Mr Hay, who has taken on the new role alongside his existing position as strategic director of adult social care, said: “The immediate position is unsafe for children and needs immediate action.

“We need to get a department which responds to the concerns of staff and those responsible for children.

“Their voices haven’t been heard, it is unsafe. We need to be turning this around quickly.”

The department has consistently had problems with social worker recruitment, retention and sickness rates and is now losing agency back-up staff due to a ‘trade war with Sandwell’ after the Black Country authority raised its fees.

Mr Hay stressed that front-line staff were not to blame for the problems and added a considerable amount of “great work” was going on.

He said some progress was already being made with a new system for reporting cases, referred by the public, picked up by the council’s call centre.

Coun Jones, who had a difficult working relationship with Mr Duxbury, also spoke of the negative culture in the department.

She said: “There has to be a sea change.

“Children must come first, we cannot continue to sweep issues under the carpet and not talk about them.

“There has to be climate of honesty and openness.

“Staff have to have confidence their concerns will be acted on.”

The councillor for Selly Oak added: “The buck stops with me, but I can’t fix things if I don’t know they’re broken.”

Having overseen a restructure in the last 12 months, following the last inspection by Ofsted last September, Coun Jones ruled out any further upheaval.

“We are sticking to the same plan,” she said.

“We will be looking at front-line improvement. The focus has to be on making children safer. There will be no big changes.”

Mr Hay confirmed his interim appointment was intended to last until the end of the year, during which time a “sustainable long-term plan” would be developed.

He was, between 2003 and 2005, the director of the council’s social services department before it was split into adults and children’s services and said he would provide some continuity.

A decade ago, the larger department was similarly in crisis and failing but under his directorship it secured a star, under an old rating system, before it was divided.

Since then, there have been a number of high-profile cases which exposed failings in the services, including the deaths of children known to social workers - Toni Ann Byfield, Khyra Ishaq and more recently Keanu Williams.

The department has also been rated as inadequate since 2009 and, despite the routine involvement of the Department for Education and Ofsted, is showing little sign of improvement.

The council’s vulnerable children scrutiny committee warned Coun Jones and Mr Hay that improvement must be swift.

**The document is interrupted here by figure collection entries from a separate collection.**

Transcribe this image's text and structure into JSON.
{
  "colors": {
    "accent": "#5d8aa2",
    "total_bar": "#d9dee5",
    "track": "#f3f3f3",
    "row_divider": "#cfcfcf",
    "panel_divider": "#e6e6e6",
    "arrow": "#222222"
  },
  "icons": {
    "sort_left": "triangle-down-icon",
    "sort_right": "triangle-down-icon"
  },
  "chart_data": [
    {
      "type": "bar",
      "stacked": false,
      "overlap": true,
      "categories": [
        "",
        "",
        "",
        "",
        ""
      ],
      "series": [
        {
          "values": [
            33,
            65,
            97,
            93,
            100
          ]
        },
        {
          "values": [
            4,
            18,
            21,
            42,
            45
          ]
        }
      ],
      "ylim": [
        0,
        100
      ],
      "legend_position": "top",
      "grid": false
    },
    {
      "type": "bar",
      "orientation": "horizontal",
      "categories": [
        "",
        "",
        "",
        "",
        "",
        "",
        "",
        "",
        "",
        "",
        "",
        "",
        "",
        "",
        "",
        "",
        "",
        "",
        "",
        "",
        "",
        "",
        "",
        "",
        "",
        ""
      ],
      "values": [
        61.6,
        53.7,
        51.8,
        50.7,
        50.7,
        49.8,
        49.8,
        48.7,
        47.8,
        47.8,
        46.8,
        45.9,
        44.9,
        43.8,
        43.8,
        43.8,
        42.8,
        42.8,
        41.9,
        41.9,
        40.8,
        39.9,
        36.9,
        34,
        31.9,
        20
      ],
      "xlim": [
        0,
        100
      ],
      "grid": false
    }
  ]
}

Chairman Anita Ward, referring to the last Ofsted inspection, said; “Twelve months ago I said we had got away with it.

“We have to face facts – we have taken a backwards step since then.”

There are concerns that any further failure could result in Education Secretary Michael Gove stepping in to run the department, as he did with Doncaster’s department last week.

But Mr Hay warned such a step would mean further unnecessary upheaval for social workers as the Doncaster trust model was likely to take two years to establish.

Mr Duxbury took over as strategic director of children’s services in April last year, having come from the “outstanding” Lincolnshire County Council’s children’s services.

Mr Duxbury immediately set to work on an overhaul of the department – but an Ofsted inspector’s report last autumn revealed too many social care reports were of poor quality, frequently late and that the demoralised department faced major problems with staff recruitment, retention and high sickness absence levels – leading to a heavy reliance on agency social workers.

Recently it was revealed that, of a top management team of 12, only six were permanent, with three consultants and three interim staff.

Two of those consultants have also now left.#

Mr Duxbury went on an “unplanned, urgent” period of leave last month and has not returned.